The Nicaraguan Canal: Economic Prosperity Versus Environmental Security

IN 2013, HKND, a Hong Kong infrastructure development firm, obtained the rights, after negotiations with the Sandinista government and a unilateral decision by lawmakers, to begin the construction of a 172-mile canal that will slice Nicaragua in two. Valuing the 50-year project at $50 billion dollars, there will be no government involvement on the side of the Nicaraguans nor the Chinese.

         This type of project may make you think of something that resembles the Panama Canal, the 48-mile waterway that connects the Atlantic Ocean to the Pacific. However, the plans in place for Nicaragua could make the existing canal look like a mere creek. The Nicaraguan Canal will be wider, and deeper than its Panamanian counterpart, to allow for the most modern of container ships to pass through.

         It’s not the first time that foreign, imperialist interests have attempted to cut a shipping route through this Central American state. In fact, it’s the 73rd attempt. Various explorers and engineers have toyed with the idea since the 1800’s, but none successfully managed to fully construct a canal. Judging by the amount of opposition from the Nicaraguan people, it seems that Wang Jing’s HKND is perceived as having a high possibility of being successful this time.

         The Sandinistas, led by Daniel Ortega, a prominent actor in the 1979 revolution that brought down the Somoza dictatorship, have stated that with the construction of the canal Nicaragua will be rendered one of the fastest growing countries in the world, a big step forward given it is currently one of the poorest countries by GDP. On the other hand, many Nicaraguans are up in arms against the project, despite the estimation that it could lift more than 400,000 people out of poverty.

         The arguments against the project are strong. To facilitate the construction of the canal, the government has plans to seize thousands of homes of people that live on the route of the planned project. This has sparked protests, road blocks, and the surveillance of chinos, to prevent them from surveying the area of the project. It is likely to displace a large number of indigenous communities that live in the areas surrounding the canal.

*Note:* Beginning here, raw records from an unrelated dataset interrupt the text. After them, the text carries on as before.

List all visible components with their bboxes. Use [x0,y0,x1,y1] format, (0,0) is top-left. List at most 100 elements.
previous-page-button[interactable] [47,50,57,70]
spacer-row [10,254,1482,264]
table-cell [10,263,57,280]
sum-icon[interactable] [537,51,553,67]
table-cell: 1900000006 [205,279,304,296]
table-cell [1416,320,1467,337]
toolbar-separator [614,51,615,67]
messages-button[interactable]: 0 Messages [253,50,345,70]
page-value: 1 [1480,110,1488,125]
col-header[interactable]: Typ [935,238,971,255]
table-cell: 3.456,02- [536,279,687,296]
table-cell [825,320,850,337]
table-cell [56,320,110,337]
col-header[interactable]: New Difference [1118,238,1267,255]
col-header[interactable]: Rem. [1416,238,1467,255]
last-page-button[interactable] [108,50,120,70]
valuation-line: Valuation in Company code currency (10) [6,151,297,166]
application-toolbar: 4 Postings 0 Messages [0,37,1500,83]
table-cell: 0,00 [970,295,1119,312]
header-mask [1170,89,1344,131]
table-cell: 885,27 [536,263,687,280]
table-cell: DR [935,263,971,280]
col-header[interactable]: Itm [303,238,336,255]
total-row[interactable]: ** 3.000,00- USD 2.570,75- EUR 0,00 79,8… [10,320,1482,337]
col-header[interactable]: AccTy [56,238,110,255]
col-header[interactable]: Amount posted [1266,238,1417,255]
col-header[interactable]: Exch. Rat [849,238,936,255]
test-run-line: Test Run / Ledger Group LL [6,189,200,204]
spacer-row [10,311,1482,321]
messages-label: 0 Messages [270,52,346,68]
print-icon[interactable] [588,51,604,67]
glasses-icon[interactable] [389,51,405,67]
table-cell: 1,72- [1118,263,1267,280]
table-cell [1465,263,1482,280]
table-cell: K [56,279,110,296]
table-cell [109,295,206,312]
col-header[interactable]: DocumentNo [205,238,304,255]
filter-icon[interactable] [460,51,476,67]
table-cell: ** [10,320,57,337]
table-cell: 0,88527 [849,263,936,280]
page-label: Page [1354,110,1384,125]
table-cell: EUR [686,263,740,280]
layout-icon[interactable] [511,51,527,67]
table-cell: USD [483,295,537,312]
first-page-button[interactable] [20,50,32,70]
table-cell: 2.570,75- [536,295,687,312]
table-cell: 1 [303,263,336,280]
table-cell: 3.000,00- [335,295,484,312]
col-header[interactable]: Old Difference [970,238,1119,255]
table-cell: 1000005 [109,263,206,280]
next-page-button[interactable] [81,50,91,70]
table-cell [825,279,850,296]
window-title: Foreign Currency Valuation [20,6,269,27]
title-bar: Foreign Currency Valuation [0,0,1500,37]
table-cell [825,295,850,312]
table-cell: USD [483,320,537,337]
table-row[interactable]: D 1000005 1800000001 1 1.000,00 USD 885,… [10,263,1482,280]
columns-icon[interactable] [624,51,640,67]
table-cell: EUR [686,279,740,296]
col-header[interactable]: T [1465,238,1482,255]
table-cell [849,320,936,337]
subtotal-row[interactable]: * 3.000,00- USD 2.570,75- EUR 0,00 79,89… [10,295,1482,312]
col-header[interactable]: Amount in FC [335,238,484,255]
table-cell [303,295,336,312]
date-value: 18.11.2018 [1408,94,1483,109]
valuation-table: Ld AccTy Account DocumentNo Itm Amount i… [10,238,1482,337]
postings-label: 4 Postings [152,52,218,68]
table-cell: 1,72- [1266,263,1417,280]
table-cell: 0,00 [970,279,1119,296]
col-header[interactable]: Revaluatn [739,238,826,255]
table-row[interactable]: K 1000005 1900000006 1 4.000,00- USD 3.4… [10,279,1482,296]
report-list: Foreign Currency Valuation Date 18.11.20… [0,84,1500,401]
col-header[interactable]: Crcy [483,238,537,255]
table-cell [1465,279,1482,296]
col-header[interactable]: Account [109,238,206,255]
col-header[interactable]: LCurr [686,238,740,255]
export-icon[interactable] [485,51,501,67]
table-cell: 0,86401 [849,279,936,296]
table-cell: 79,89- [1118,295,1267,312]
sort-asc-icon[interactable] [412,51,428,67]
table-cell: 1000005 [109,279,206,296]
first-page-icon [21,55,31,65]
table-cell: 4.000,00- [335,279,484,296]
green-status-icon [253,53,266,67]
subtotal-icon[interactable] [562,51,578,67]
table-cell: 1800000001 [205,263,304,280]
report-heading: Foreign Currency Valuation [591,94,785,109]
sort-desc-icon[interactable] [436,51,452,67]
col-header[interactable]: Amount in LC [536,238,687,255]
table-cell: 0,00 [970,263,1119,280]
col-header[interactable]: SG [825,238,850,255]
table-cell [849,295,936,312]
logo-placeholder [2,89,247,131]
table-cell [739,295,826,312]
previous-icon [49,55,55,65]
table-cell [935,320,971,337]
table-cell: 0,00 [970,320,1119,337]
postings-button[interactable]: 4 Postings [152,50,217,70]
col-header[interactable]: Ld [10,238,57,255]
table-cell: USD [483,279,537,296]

         Furthermore, in a situation that resembles the role of the paramilitaries in Colombia, the Nicaraguan Armed Forces is at the disposal of HKND to protect their interests in the case of external threats. As a government that fought against the imperialist force that the United States has represented since the colonial days, it seems hypocritical that the ‘socialist’ Sandinistas would now protect and aid the interests of an equally imperialist entity.

         It doesn’t seem that the environment is one of HKND’s priorities either. In 2015, preliminary activity on the canal began, before a single environmental impact study had been completed. The government says that this process had to be sped up, as the impact assessments could take up to 4 years. They also argued that they wanted to ensure that the investment was secured, before asking Wang Jing to spend $300 million to carry out the assessments.

         As a country that is already plagued with environmental difficulties as a result of its position in the Dry Corridor of Central America, which brings drought and harsh weather for agriculture, it could be catastrophic if the limited supply of water that Lake Nicaragua provides (through which the canal will pass) were to be subject to a toxic disaster. Scientists predict that the dredging alone could bring harsh chemicals into the water supply, in addition to threatening a diverse ecosystem that surrounds the planned route.

         Unfortunately for the vast number of species that will be threatened by the canal, it seems as though Ortega has managed to convince the majority of Nicaraguans that the plan will bring economic prosperity through a multiplier effect that will ripple across the country. The choice, therefore, between environmental security and poverty alleviation seems all too easy in a country where nearly half live on less than $1 a day.

         The Chinese stock market crash that occurred in 2016 has, however, provided a glimmer of hope for many Nicaraguans who are worried about the negative impacts of the canal, having wiped out a significant amount of Jing’s wealth. There is a question mark over how the project will now be financed and the likelihood that it will be carried out. HKND has stated in reports that a mix of debt financing and equity financing through an IPO would be considered to fund the construction. Meanwhile, the colourful fish and birds of the canal are crossing their fins and wings investors will be enticed by a different opportunity before the Chinese get their finances in order.